Abstract
Bacterial contamination is a serious problem in plant tissue culture procedures. An experiment was conducted to evaluate the potential of nano silver (NS) to remove bacterial contaminants of valerian nodal explants. This experiment was conducted as a completely randomized design in a factorial arrangement with four replications and each replicate with ten explants. Treatments involved NS at two stages (before and after surface sterilization along with control) with three rates (25, 50 and 100 mg l−1) at three times of soaking (30, 60 and 180 min). Explants were cultured on MS medium supplemented with 5 mg l−1 Kin and 0.1 mg l−1 NAA. Results showed that using 100 mg l−1 of NS solution after surface sterilization resulted in the highest percentage (89%) of disinfected explants. Nano silver solution did not affect the characters measured.
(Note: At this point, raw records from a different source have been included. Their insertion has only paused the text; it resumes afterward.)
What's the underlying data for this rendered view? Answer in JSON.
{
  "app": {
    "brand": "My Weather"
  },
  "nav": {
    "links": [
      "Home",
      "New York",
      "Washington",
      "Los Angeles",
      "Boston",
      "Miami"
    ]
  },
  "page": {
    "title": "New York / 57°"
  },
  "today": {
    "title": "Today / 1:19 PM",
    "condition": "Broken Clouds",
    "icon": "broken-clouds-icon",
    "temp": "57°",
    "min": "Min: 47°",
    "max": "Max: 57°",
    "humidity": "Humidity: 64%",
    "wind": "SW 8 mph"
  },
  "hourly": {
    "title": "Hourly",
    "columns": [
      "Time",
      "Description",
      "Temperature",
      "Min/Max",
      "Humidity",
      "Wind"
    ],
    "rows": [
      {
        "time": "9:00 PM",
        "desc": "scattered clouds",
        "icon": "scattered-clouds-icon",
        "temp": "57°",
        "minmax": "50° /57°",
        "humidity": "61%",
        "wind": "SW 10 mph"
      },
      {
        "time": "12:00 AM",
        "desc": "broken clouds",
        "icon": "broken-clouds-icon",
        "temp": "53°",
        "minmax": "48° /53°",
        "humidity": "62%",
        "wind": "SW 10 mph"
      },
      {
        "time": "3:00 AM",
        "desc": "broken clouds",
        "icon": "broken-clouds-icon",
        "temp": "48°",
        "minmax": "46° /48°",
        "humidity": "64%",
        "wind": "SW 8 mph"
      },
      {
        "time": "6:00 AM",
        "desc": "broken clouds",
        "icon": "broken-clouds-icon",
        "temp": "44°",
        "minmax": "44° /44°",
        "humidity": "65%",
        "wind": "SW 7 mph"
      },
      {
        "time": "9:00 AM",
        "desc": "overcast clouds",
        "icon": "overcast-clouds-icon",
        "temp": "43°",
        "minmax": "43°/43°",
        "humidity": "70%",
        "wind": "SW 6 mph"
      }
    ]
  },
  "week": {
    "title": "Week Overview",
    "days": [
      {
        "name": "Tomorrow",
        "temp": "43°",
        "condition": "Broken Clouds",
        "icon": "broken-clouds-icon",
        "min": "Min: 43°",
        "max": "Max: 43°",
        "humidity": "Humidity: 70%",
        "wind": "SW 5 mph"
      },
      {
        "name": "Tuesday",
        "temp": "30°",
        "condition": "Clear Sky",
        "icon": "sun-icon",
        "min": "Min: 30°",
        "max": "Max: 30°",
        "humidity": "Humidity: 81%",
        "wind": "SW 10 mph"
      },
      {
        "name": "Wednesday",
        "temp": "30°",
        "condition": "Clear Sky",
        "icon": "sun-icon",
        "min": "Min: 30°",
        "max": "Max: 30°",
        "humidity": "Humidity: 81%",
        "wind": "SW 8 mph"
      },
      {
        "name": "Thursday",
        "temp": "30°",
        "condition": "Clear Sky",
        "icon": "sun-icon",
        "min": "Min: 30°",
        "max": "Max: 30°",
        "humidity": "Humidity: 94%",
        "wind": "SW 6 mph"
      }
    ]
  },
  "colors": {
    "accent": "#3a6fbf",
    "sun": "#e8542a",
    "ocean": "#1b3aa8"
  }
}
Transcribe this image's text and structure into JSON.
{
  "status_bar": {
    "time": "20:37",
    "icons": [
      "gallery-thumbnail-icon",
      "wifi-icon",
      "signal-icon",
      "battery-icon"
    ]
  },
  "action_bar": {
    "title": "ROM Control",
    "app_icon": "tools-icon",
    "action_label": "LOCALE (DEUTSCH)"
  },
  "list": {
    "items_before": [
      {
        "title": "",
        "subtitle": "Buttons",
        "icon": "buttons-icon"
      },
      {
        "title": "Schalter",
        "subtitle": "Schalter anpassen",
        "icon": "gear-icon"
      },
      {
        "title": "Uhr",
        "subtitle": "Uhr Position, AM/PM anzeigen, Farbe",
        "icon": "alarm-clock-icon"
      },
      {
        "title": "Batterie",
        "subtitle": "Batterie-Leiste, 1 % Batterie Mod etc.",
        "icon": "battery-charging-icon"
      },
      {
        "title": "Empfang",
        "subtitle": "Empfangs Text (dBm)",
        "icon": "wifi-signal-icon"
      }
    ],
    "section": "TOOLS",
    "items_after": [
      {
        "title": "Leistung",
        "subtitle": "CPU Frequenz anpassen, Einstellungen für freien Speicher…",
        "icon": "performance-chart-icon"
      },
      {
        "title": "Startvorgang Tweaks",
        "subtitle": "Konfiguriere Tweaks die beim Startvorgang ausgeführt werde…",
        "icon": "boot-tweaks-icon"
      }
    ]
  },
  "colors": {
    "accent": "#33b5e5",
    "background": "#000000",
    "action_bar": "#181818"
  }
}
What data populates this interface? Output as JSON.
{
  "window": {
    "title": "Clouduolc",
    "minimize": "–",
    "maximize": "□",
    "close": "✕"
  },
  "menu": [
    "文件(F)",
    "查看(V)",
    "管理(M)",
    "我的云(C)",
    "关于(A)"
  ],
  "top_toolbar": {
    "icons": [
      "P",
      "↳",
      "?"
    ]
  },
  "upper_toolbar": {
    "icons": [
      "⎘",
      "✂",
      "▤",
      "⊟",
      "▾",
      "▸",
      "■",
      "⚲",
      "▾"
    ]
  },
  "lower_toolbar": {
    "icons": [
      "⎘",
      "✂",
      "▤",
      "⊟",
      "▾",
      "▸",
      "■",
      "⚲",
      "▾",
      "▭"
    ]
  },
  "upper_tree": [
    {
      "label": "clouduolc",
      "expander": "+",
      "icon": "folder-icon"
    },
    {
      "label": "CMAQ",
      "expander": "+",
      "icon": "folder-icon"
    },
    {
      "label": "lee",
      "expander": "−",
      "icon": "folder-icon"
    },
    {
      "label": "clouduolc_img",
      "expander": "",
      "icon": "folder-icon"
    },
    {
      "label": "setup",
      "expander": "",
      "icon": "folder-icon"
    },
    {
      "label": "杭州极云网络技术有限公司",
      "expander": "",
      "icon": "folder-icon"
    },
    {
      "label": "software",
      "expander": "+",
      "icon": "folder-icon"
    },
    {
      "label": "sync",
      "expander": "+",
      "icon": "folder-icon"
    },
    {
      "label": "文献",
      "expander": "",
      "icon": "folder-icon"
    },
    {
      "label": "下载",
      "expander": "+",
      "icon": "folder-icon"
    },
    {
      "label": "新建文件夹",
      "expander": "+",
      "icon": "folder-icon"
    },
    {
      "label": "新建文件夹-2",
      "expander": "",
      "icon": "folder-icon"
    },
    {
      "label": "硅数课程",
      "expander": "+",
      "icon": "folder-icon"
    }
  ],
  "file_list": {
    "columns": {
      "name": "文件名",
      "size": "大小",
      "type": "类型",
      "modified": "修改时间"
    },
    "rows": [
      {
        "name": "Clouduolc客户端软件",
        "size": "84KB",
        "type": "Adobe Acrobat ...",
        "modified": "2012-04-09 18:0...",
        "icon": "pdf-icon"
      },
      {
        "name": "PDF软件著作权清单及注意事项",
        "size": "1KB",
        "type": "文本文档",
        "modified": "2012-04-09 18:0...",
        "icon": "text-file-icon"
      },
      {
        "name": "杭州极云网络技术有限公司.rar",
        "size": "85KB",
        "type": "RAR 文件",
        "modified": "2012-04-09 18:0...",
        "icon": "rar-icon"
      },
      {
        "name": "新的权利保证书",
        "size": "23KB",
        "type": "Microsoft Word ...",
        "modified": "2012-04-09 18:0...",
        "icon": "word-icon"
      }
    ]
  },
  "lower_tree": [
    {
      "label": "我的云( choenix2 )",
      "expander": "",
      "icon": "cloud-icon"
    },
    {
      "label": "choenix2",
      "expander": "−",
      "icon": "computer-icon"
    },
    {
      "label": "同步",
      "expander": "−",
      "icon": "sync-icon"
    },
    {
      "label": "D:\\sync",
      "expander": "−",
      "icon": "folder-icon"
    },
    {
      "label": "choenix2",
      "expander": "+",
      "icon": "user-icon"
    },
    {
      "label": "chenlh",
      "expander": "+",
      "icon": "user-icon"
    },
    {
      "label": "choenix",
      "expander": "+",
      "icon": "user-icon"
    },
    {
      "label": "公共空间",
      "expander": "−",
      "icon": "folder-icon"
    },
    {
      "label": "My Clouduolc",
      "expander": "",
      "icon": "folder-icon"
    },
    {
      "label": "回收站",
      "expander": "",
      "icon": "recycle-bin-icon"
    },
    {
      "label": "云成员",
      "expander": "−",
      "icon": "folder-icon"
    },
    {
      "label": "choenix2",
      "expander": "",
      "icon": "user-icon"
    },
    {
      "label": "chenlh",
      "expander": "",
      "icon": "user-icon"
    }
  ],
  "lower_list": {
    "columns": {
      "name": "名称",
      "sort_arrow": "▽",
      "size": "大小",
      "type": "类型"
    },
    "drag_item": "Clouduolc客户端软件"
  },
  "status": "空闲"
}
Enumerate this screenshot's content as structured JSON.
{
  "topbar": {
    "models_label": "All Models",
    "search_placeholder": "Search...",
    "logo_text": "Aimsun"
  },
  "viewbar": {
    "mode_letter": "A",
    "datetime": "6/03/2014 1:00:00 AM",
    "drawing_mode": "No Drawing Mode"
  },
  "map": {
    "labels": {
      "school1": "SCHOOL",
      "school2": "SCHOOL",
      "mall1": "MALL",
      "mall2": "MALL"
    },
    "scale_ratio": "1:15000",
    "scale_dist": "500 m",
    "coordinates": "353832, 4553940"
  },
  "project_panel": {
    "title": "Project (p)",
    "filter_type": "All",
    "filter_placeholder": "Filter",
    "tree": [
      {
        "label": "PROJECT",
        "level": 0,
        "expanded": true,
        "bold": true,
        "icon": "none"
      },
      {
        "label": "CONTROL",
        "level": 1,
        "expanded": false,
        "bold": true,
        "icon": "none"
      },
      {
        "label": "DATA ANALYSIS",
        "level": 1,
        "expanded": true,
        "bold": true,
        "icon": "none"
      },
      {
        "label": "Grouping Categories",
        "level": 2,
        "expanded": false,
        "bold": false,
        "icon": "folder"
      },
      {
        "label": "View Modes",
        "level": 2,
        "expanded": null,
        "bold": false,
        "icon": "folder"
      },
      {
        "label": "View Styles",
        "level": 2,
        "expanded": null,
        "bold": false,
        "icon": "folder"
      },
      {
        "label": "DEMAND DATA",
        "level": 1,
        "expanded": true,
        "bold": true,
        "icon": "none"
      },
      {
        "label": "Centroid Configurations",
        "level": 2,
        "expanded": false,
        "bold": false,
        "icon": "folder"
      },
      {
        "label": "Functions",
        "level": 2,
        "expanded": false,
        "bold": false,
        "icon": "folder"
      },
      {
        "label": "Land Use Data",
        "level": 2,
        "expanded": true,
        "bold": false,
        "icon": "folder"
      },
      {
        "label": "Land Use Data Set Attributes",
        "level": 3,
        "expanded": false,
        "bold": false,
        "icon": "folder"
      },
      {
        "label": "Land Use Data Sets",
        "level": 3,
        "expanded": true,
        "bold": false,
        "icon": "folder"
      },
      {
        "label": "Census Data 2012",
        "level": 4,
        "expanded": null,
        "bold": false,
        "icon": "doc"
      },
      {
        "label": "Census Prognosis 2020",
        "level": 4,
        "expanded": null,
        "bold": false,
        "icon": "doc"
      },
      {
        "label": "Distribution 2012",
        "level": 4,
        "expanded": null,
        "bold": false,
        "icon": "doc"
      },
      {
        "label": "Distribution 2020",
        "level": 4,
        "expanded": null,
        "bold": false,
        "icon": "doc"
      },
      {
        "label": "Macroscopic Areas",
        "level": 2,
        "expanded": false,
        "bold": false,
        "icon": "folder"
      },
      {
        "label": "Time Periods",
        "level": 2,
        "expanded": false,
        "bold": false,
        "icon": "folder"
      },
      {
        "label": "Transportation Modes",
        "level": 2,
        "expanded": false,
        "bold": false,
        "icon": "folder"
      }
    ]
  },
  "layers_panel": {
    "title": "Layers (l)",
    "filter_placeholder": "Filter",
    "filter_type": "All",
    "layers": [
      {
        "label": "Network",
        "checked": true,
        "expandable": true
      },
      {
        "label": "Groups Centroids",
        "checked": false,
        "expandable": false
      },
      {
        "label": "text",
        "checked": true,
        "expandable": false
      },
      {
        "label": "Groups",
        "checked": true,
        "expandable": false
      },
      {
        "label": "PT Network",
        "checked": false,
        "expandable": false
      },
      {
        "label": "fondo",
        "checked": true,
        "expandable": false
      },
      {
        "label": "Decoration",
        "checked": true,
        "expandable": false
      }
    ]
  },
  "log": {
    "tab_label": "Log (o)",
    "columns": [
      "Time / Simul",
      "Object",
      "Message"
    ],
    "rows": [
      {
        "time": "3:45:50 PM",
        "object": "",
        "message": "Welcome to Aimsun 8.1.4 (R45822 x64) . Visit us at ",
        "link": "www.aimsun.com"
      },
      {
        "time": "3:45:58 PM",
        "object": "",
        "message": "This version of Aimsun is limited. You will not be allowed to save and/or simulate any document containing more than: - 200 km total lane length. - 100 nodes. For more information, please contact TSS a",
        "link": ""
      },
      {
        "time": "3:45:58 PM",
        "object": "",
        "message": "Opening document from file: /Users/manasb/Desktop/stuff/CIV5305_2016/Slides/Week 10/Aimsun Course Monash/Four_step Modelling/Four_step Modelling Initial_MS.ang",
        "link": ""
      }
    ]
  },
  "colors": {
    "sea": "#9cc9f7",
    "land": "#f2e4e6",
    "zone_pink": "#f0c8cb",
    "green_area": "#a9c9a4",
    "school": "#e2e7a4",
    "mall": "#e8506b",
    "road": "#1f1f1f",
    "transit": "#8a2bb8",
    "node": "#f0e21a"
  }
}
On the basis of the data obtained in this experiment, it was concluded that NS had a good potential for removing of the bacterial contaminants in plant tissue culture procedures. As this is the first report on application of NS in in vitro culture techniques, further investigations on other plant species are needed to clarify the effectiveness of NS for the removal of bacterial contaminants in tissue culture of other crops.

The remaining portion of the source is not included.